Depois de aprontar a casa e arranjar a mobília, Macário assumira as funções de diretor da recepção do novo pároco e, naquele dia, ao romper da alva, envergara a sobrecasaca de lustrina, pusera na cabeça o seu boliviano de seis patacas, engolira, a ferver, uma tigela de chá de folhas de cafeeiro adoçado com rapadura, e saíra para a rua, não se podendo ter dentro de quatro paredes, cheio de ansiedade, receando o surpreendesse o apito do vapor, ardentemente esperado.

Era ainda muito cedo. Macário deteve-se à porta, olhos na rua, desejando avistar um amigo, um vizinho, uma criatura qualquer com quem desabafasse a extraordinária emoção da hora, até ali nunca esperada, de ser o diretor da recepção, o organizador da festa, a fonte de informações, o único homem da vila que entretinha relações com S. Rev.ma, a quem S. Rev.ma escrevia.

A rua estava deserta e as casas fechadas. Macário, passeando a sapata de pedras desiguais, esburacada e velha, não podia expandira agitação intestina que lhe escaldava o sangue e bulia com os nervos; só oferecia derivativo à atividade a que se entregava a passos incertos, ziguezagueando às vezes como um ébrio, dando topadas que lhe irritavam os calos e despelavam o bezerro novo das botinas de rangedeira.

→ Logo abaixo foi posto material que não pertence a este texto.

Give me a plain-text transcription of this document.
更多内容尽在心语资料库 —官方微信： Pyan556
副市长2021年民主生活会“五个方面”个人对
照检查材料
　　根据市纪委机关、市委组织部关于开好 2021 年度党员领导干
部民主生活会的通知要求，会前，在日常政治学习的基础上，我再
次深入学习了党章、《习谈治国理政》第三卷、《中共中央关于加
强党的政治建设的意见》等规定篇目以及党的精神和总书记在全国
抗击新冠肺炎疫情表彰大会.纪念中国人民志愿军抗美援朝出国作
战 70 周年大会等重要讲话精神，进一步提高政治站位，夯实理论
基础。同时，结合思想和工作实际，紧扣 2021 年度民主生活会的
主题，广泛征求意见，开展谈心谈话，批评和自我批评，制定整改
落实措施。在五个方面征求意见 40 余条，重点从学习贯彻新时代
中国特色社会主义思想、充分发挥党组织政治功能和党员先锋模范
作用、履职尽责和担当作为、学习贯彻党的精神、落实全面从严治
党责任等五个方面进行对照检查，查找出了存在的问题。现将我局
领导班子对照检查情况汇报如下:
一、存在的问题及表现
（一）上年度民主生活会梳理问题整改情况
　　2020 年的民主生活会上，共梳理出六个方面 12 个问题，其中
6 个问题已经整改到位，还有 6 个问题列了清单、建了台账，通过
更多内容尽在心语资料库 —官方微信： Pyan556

O sol subia lentamente no azul esbranquiçado do céu, banhando a frente das casas e dando pinceladas verdes na massa escura da floresta da outra banda. Sobre a superfície do lago Sacracá deslizava pequena montaria, tripulada por um tapuio de movimentos automáticos e vagarosos, que com o remo chato cortava a água cuidadosamente, para não acordar o peixe. Na vila ladravam cães e cantavam galos, e da próxima capoeira vinham vozes confusas de pássaros e de bichos.

Sentindo-se só, Macário concentrava o espírito, sem se deter no espetáculo daquela manhã de sol. O alvoroço da novidade esperada amortecia-lhe a faculdade contemplativa, alheando-o de tudo mais. O seu pensamento estava absorvido naquela idéias, a que lentamente foi relacionando outras, sujeitando ao exame todas as faces da questão. À medida que a consciência assenhoreava-se dum lado do problema, e esclarecia a solução do problema todo. Depois, para bem pesar os resultados, a necessidade da comparação surgia, e então, num tropel confuso, que se ia clareando e ordenando pouco a pouco, vibrando as fibras cerebrais que guardavam a impressão das emoções passadas, as lembranças afluíam, a princípio vagas, depois precisas, exatas, reproduzindo em grandes quadros coloridos os menores episódios, como se fossem da véspera.